March of the ‘Rents. The end of the month ushered in the arrival of the parental units on the Han side of the family and marked the beginning of their month-long stay with us in our new, temporary digs. Given cause for celebration, or at least a welcome meal, the youngest suggested we put out a Hawaiian spread; and so we did. Kalua pig and butterfish lau lau, four kinds of poke (white crab, tuna, marlin, octopus), pipikaula (like a Hawaiian version of bresaola), lomi lomi (think salsa with salmon), kulolo (taro and coconut cake), and both fresh and fermented poi, one of the red type that was once reserved only for royals and one of the purple taro variety (which I swear it is the main, if not sole, ingredient of my all time infant-food favorite, Gerber’s Blueberry Buckle…there is just something about it that resonates with my deep subconscious). Grandpa has already begun chipping in on the homestead by helping clip flight feathers on an escape-artist chicken and planting taro.  Both inlaws tried their hand at the fascinating task of wee hour newspaper delivery, riding shotgun with the bride.

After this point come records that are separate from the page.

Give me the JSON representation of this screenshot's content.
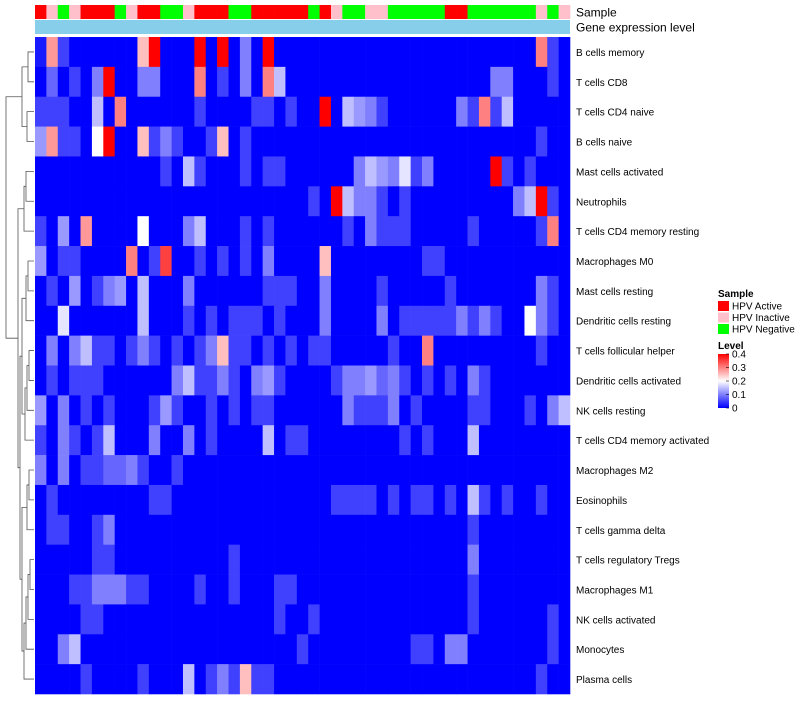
{
  "chart_data": {
    "type": "heatmap",
    "title": "",
    "annotation_tracks": [
      "Sample",
      "Gene expression level"
    ],
    "gene_expression_color": "#87ceeb",
    "sample_groups": [
      "HPV Active",
      "HPV Inactive",
      "HPV Negative",
      "HPV Inactive",
      "HPV Active",
      "HPV Active",
      "HPV Active",
      "HPV Negative",
      "HPV Inactive",
      "HPV Active",
      "HPV Active",
      "HPV Negative",
      "HPV Negative",
      "HPV Inactive",
      "HPV Active",
      "HPV Active",
      "HPV Active",
      "HPV Negative",
      "HPV Negative",
      "HPV Active",
      "HPV Active",
      "HPV Active",
      "HPV Active",
      "HPV Active",
      "HPV Negative",
      "HPV Active",
      "HPV Inactive",
      "HPV Negative",
      "HPV Negative",
      "HPV Inactive",
      "HPV Inactive",
      "HPV Negative",
      "HPV Negative",
      "HPV Negative",
      "HPV Negative",
      "HPV Negative",
      "HPV Active",
      "HPV Active",
      "HPV Negative",
      "HPV Negative",
      "HPV Negative",
      "HPV Negative",
      "HPV Negative",
      "HPV Negative",
      "HPV Inactive",
      "HPV Negative",
      "HPV Inactive"
    ],
    "rows": [
      "B cells memory",
      "T cells CD8",
      "T cells CD4 naive",
      "B cells naive",
      "Mast cells activated",
      "Neutrophils",
      "T cells CD4 memory resting",
      "Macrophages M0",
      "Mast cells resting",
      "Dendritic cells resting",
      "T cells follicular helper",
      "Dendritic cells activated",
      "NK cells resting",
      "T cells CD4 memory activated",
      "Macrophages M2",
      "Eosinophils",
      "T cells gamma delta",
      "T cells regulatory  Tregs",
      "Macrophages M1",
      "NK cells activated",
      "Monocytes",
      "Plasma cells"
    ],
    "values": [
      [
        0.02,
        0.28,
        0.05,
        0.0,
        0.0,
        0.0,
        0.0,
        0.0,
        0.0,
        0.25,
        0.4,
        0.0,
        0.0,
        0.0,
        0.4,
        0.0,
        0.4,
        0.0,
        0.1,
        0.0,
        0.4,
        0.0,
        0.0,
        0.0,
        0.0,
        0.0,
        0.0,
        0.0,
        0.0,
        0.0,
        0.0,
        0.0,
        0.0,
        0.0,
        0.0,
        0.0,
        0.0,
        0.0,
        0.0,
        0.0,
        0.0,
        0.0,
        0.0,
        0.0,
        0.3,
        0.05,
        0.0
      ],
      [
        0.0,
        0.08,
        0.0,
        0.05,
        0.0,
        0.1,
        0.4,
        0.0,
        0.0,
        0.1,
        0.1,
        0.0,
        0.0,
        0.0,
        0.3,
        0.0,
        0.05,
        0.0,
        0.1,
        0.0,
        0.3,
        0.15,
        0.0,
        0.0,
        0.0,
        0.0,
        0.0,
        0.0,
        0.0,
        0.0,
        0.0,
        0.0,
        0.0,
        0.0,
        0.0,
        0.0,
        0.0,
        0.0,
        0.0,
        0.0,
        0.1,
        0.1,
        0.0,
        0.0,
        0.0,
        0.05,
        0.0
      ],
      [
        0.05,
        0.05,
        0.05,
        0.0,
        0.0,
        0.15,
        0.0,
        0.3,
        0.0,
        0.0,
        0.0,
        0.0,
        0.0,
        0.0,
        0.05,
        0.0,
        0.0,
        0.0,
        0.0,
        0.05,
        0.05,
        0.0,
        0.05,
        0.0,
        0.0,
        0.4,
        0.0,
        0.15,
        0.12,
        0.1,
        0.05,
        0.0,
        0.0,
        0.0,
        0.0,
        0.0,
        0.0,
        0.1,
        0.05,
        0.3,
        0.05,
        0.15,
        0.0,
        0.0,
        0.0,
        0.0,
        0.0
      ],
      [
        0.12,
        0.28,
        0.05,
        0.05,
        0.0,
        0.2,
        0.4,
        0.0,
        0.0,
        0.25,
        0.05,
        0.1,
        0.05,
        0.0,
        0.0,
        0.05,
        0.25,
        0.0,
        0.05,
        0.0,
        0.0,
        0.0,
        0.0,
        0.0,
        0.0,
        0.0,
        0.0,
        0.0,
        0.0,
        0.0,
        0.0,
        0.0,
        0.0,
        0.0,
        0.0,
        0.0,
        0.0,
        0.0,
        0.0,
        0.0,
        0.0,
        0.0,
        0.0,
        0.0,
        0.05,
        0.0,
        0.0
      ],
      [
        0.0,
        0.0,
        0.0,
        0.0,
        0.0,
        0.0,
        0.0,
        0.0,
        0.0,
        0.0,
        0.0,
        0.05,
        0.0,
        0.15,
        0.05,
        0.0,
        0.0,
        0.0,
        0.05,
        0.0,
        0.05,
        0.05,
        0.0,
        0.0,
        0.0,
        0.0,
        0.0,
        0.0,
        0.1,
        0.15,
        0.12,
        0.1,
        0.18,
        0.05,
        0.1,
        0.0,
        0.0,
        0.0,
        0.0,
        0.0,
        0.4,
        0.05,
        0.0,
        0.05,
        0.0,
        0.0,
        0.0
      ],
      [
        0.0,
        0.0,
        0.0,
        0.0,
        0.0,
        0.0,
        0.0,
        0.0,
        0.0,
        0.0,
        0.0,
        0.0,
        0.0,
        0.0,
        0.0,
        0.0,
        0.0,
        0.0,
        0.0,
        0.0,
        0.0,
        0.0,
        0.0,
        0.0,
        0.05,
        0.0,
        0.4,
        0.15,
        0.1,
        0.1,
        0.05,
        0.0,
        0.05,
        0.0,
        0.0,
        0.0,
        0.0,
        0.0,
        0.0,
        0.0,
        0.0,
        0.0,
        0.1,
        0.15,
        0.4,
        0.05,
        0.0
      ],
      [
        0.05,
        0.0,
        0.12,
        0.0,
        0.28,
        0.0,
        0.0,
        0.0,
        0.0,
        0.2,
        0.0,
        0.0,
        0.0,
        0.1,
        0.15,
        0.0,
        0.0,
        0.0,
        0.05,
        0.0,
        0.05,
        0.0,
        0.0,
        0.0,
        0.0,
        0.0,
        0.0,
        0.05,
        0.0,
        0.1,
        0.05,
        0.05,
        0.05,
        0.0,
        0.0,
        0.0,
        0.0,
        0.0,
        0.05,
        0.0,
        0.0,
        0.0,
        0.0,
        0.0,
        0.05,
        0.3,
        0.0
      ],
      [
        0.12,
        0.0,
        0.05,
        0.05,
        0.0,
        0.0,
        0.0,
        0.0,
        0.3,
        0.0,
        0.05,
        0.35,
        0.0,
        0.0,
        0.05,
        0.0,
        0.05,
        0.0,
        0.05,
        0.0,
        0.1,
        0.0,
        0.0,
        0.0,
        0.0,
        0.25,
        0.0,
        0.0,
        0.0,
        0.0,
        0.0,
        0.0,
        0.0,
        0.0,
        0.05,
        0.05,
        0.0,
        0.0,
        0.0,
        0.0,
        0.0,
        0.0,
        0.0,
        0.0,
        0.0,
        0.0,
        0.0
      ],
      [
        0.0,
        0.05,
        0.0,
        0.12,
        0.0,
        0.05,
        0.1,
        0.12,
        0.0,
        0.15,
        0.0,
        0.0,
        0.0,
        0.1,
        0.0,
        0.0,
        0.0,
        0.0,
        0.0,
        0.0,
        0.05,
        0.05,
        0.05,
        0.0,
        0.0,
        0.1,
        0.0,
        0.0,
        0.0,
        0.0,
        0.05,
        0.0,
        0.0,
        0.0,
        0.0,
        0.0,
        0.05,
        0.0,
        0.0,
        0.0,
        0.0,
        0.0,
        0.0,
        0.0,
        0.1,
        0.05,
        0.0
      ],
      [
        0.0,
        0.0,
        0.18,
        0.0,
        0.0,
        0.0,
        0.0,
        0.0,
        0.0,
        0.15,
        0.0,
        0.0,
        0.0,
        0.05,
        0.0,
        0.05,
        0.0,
        0.05,
        0.05,
        0.05,
        0.0,
        0.05,
        0.0,
        0.0,
        0.0,
        0.1,
        0.0,
        0.0,
        0.0,
        0.0,
        0.1,
        0.0,
        0.05,
        0.05,
        0.05,
        0.05,
        0.05,
        0.1,
        0.05,
        0.1,
        0.05,
        0.0,
        0.0,
        0.2,
        0.1,
        0.05,
        0.0
      ],
      [
        0.0,
        0.1,
        0.0,
        0.1,
        0.15,
        0.05,
        0.05,
        0.0,
        0.05,
        0.1,
        0.05,
        0.0,
        0.05,
        0.0,
        0.05,
        0.1,
        0.25,
        0.05,
        0.05,
        0.0,
        0.05,
        0.0,
        0.05,
        0.0,
        0.05,
        0.05,
        0.0,
        0.0,
        0.0,
        0.0,
        0.0,
        0.05,
        0.0,
        0.0,
        0.3,
        0.0,
        0.0,
        0.0,
        0.0,
        0.0,
        0.0,
        0.0,
        0.0,
        0.0,
        0.05,
        0.0,
        0.0
      ],
      [
        0.0,
        0.05,
        0.0,
        0.05,
        0.05,
        0.05,
        0.0,
        0.0,
        0.0,
        0.0,
        0.0,
        0.0,
        0.1,
        0.15,
        0.05,
        0.05,
        0.1,
        0.05,
        0.0,
        0.1,
        0.12,
        0.05,
        0.0,
        0.0,
        0.0,
        0.0,
        0.05,
        0.1,
        0.1,
        0.12,
        0.08,
        0.1,
        0.05,
        0.0,
        0.05,
        0.0,
        0.05,
        0.0,
        0.1,
        0.05,
        0.0,
        0.0,
        0.0,
        0.0,
        0.0,
        0.0,
        0.0
      ],
      [
        0.12,
        0.0,
        0.1,
        0.0,
        0.05,
        0.0,
        0.05,
        0.0,
        0.0,
        0.0,
        0.05,
        0.12,
        0.05,
        0.0,
        0.0,
        0.05,
        0.0,
        0.05,
        0.0,
        0.05,
        0.05,
        0.0,
        0.0,
        0.0,
        0.0,
        0.0,
        0.0,
        0.1,
        0.05,
        0.05,
        0.05,
        0.1,
        0.0,
        0.05,
        0.0,
        0.0,
        0.0,
        0.0,
        0.05,
        0.05,
        0.0,
        0.0,
        0.0,
        0.05,
        0.0,
        0.1,
        0.15
      ],
      [
        0.05,
        0.0,
        0.1,
        0.05,
        0.0,
        0.05,
        0.15,
        0.0,
        0.0,
        0.0,
        0.1,
        0.0,
        0.0,
        0.1,
        0.0,
        0.05,
        0.0,
        0.0,
        0.0,
        0.0,
        0.15,
        0.0,
        0.05,
        0.05,
        0.0,
        0.0,
        0.0,
        0.0,
        0.0,
        0.0,
        0.0,
        0.0,
        0.05,
        0.0,
        0.05,
        0.0,
        0.0,
        0.0,
        0.15,
        0.0,
        0.0,
        0.0,
        0.0,
        0.0,
        0.0,
        0.0,
        0.0
      ],
      [
        0.1,
        0.0,
        0.1,
        0.0,
        0.05,
        0.05,
        0.08,
        0.08,
        0.1,
        0.05,
        0.0,
        0.0,
        0.05,
        0.0,
        0.0,
        0.0,
        0.0,
        0.0,
        0.0,
        0.0,
        0.0,
        0.0,
        0.0,
        0.0,
        0.0,
        0.0,
        0.0,
        0.0,
        0.0,
        0.0,
        0.0,
        0.0,
        0.0,
        0.0,
        0.0,
        0.0,
        0.0,
        0.0,
        0.0,
        0.0,
        0.0,
        0.0,
        0.0,
        0.0,
        0.0,
        0.0,
        0.0
      ],
      [
        0.0,
        0.05,
        0.0,
        0.0,
        0.0,
        0.0,
        0.0,
        0.0,
        0.0,
        0.0,
        0.05,
        0.05,
        0.0,
        0.0,
        0.0,
        0.0,
        0.0,
        0.0,
        0.0,
        0.0,
        0.0,
        0.0,
        0.0,
        0.0,
        0.0,
        0.0,
        0.05,
        0.05,
        0.05,
        0.05,
        0.0,
        0.05,
        0.0,
        0.05,
        0.05,
        0.0,
        0.05,
        0.0,
        0.15,
        0.05,
        0.0,
        0.05,
        0.0,
        0.0,
        0.05,
        0.0,
        0.0
      ],
      [
        0.0,
        0.05,
        0.05,
        0.0,
        0.0,
        0.05,
        0.1,
        0.0,
        0.0,
        0.0,
        0.0,
        0.0,
        0.0,
        0.0,
        0.0,
        0.0,
        0.0,
        0.0,
        0.0,
        0.0,
        0.0,
        0.0,
        0.0,
        0.0,
        0.0,
        0.0,
        0.0,
        0.0,
        0.0,
        0.0,
        0.0,
        0.0,
        0.0,
        0.0,
        0.0,
        0.0,
        0.0,
        0.0,
        0.05,
        0.0,
        0.0,
        0.0,
        0.0,
        0.0,
        0.0,
        0.0,
        0.0
      ],
      [
        0.0,
        0.0,
        0.0,
        0.0,
        0.0,
        0.05,
        0.05,
        0.0,
        0.0,
        0.0,
        0.0,
        0.0,
        0.0,
        0.0,
        0.0,
        0.0,
        0.0,
        0.05,
        0.0,
        0.0,
        0.0,
        0.0,
        0.0,
        0.0,
        0.0,
        0.0,
        0.0,
        0.0,
        0.0,
        0.0,
        0.0,
        0.0,
        0.0,
        0.0,
        0.0,
        0.0,
        0.0,
        0.0,
        0.1,
        0.0,
        0.0,
        0.0,
        0.0,
        0.0,
        0.0,
        0.0,
        0.0
      ],
      [
        0.0,
        0.0,
        0.0,
        0.05,
        0.05,
        0.1,
        0.1,
        0.1,
        0.05,
        0.05,
        0.0,
        0.0,
        0.0,
        0.0,
        0.05,
        0.0,
        0.0,
        0.05,
        0.0,
        0.0,
        0.0,
        0.05,
        0.05,
        0.0,
        0.0,
        0.0,
        0.0,
        0.0,
        0.0,
        0.0,
        0.0,
        0.0,
        0.0,
        0.0,
        0.0,
        0.0,
        0.0,
        0.0,
        0.05,
        0.0,
        0.0,
        0.0,
        0.0,
        0.0,
        0.0,
        0.0,
        0.0
      ],
      [
        0.0,
        0.0,
        0.0,
        0.0,
        0.05,
        0.05,
        0.0,
        0.0,
        0.0,
        0.0,
        0.0,
        0.0,
        0.0,
        0.0,
        0.0,
        0.0,
        0.0,
        0.0,
        0.0,
        0.0,
        0.0,
        0.05,
        0.0,
        0.0,
        0.05,
        0.0,
        0.0,
        0.0,
        0.0,
        0.0,
        0.0,
        0.0,
        0.0,
        0.0,
        0.0,
        0.0,
        0.0,
        0.0,
        0.05,
        0.0,
        0.0,
        0.0,
        0.0,
        0.0,
        0.0,
        0.05,
        0.0
      ],
      [
        0.0,
        0.0,
        0.1,
        0.15,
        0.0,
        0.0,
        0.0,
        0.0,
        0.0,
        0.0,
        0.0,
        0.0,
        0.0,
        0.0,
        0.0,
        0.0,
        0.0,
        0.0,
        0.0,
        0.0,
        0.0,
        0.0,
        0.0,
        0.05,
        0.0,
        0.0,
        0.0,
        0.0,
        0.0,
        0.0,
        0.0,
        0.0,
        0.0,
        0.05,
        0.05,
        0.0,
        0.1,
        0.1,
        0.0,
        0.0,
        0.0,
        0.0,
        0.0,
        0.0,
        0.0,
        0.05,
        0.0
      ],
      [
        0.0,
        0.0,
        0.0,
        0.0,
        0.05,
        0.0,
        0.0,
        0.0,
        0.0,
        0.05,
        0.0,
        0.0,
        0.0,
        0.15,
        0.0,
        0.05,
        0.1,
        0.05,
        0.25,
        0.05,
        0.05,
        0.0,
        0.0,
        0.0,
        0.0,
        0.0,
        0.0,
        0.0,
        0.0,
        0.0,
        0.0,
        0.0,
        0.0,
        0.0,
        0.0,
        0.0,
        0.0,
        0.0,
        0.0,
        0.0,
        0.0,
        0.0,
        0.0,
        0.0,
        0.05,
        0.0,
        0.0
      ]
    ],
    "color_scale": {
      "low": "#0000ff",
      "mid": "#ffffff",
      "high": "#ff0000",
      "midpoint": 0.2,
      "range": [
        0,
        0.4
      ]
    },
    "legend": {
      "position": "right",
      "sample_title": "Sample",
      "sample_items": [
        {
          "label": "HPV Active",
          "color": "#ff0000"
        },
        {
          "label": "HPV Inactive",
          "color": "#ffc0cb"
        },
        {
          "label": "HPV Negative",
          "color": "#00ff00"
        }
      ],
      "level_title": "Level",
      "level_ticks": [
        "0.4",
        "0.3",
        "0.2",
        "0.1",
        "0"
      ]
    }
  }
}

Homeschool Madness. The bride and the brood attended an informal gathering of homeschoolers here on the East Side to discuss the possibility of more networking and collaboration. After two hours of discussion ranging from a need to expose the youths to the Hari Krishna movement to arguments for the merits of “unschooling,” and after one Caucasian three-year-old (supported by his mother) tried to explain how he was Chinese in a previous life, the group disbanded. Lovely people, but we’ve decided to “do it my way,” as the affable ole blue eyed crooner used to sing. (If you are unfamiliar with the concept of unschooling, google it sometime.)

Hippy Bananas. As promised in last month’s post, here is a snippet forgotten—or subconsciously suppressed—from the Fall. So…in response to a Craig’s List posting, the eldest daughter and I headed off to the lower part of our district, a known bastion for counter culture types, to pick out and buy an assortment of banana plants from an impressive 28-plus variety selection on an expansive food-producing plot. Everyone was clothed when we arrived at the compound, I think. As I went around to hand select our take, my guide preferred to go shirtless (not uncommon among men here), the daughter was invited into a an eating area for some fresh fruit and drinks. By her account, that is where things got “interesting” as she noticed the little kids were frolicking about in the buff and some of the older folks were shirtless or apparently pulling on clothes when they noted her approaching. As we drove away from this collection of lovely souls, after making our purchase, we noted some tan young fellows in their twenties or so coming out of the woodworks like Adam strolling through Eden—wearing nothing but their birthday suits—to resume work on a construction project. A little shocking for my young one, but I felt somewhat at home as I reflected on the summer that I spent in a college co-op that had a “clothing optional” policy. No, I did not exercise my rights under this policy, but the story—which I shall save for another post—led one of my previous executive level bosses to nickname me “Moon Beam.”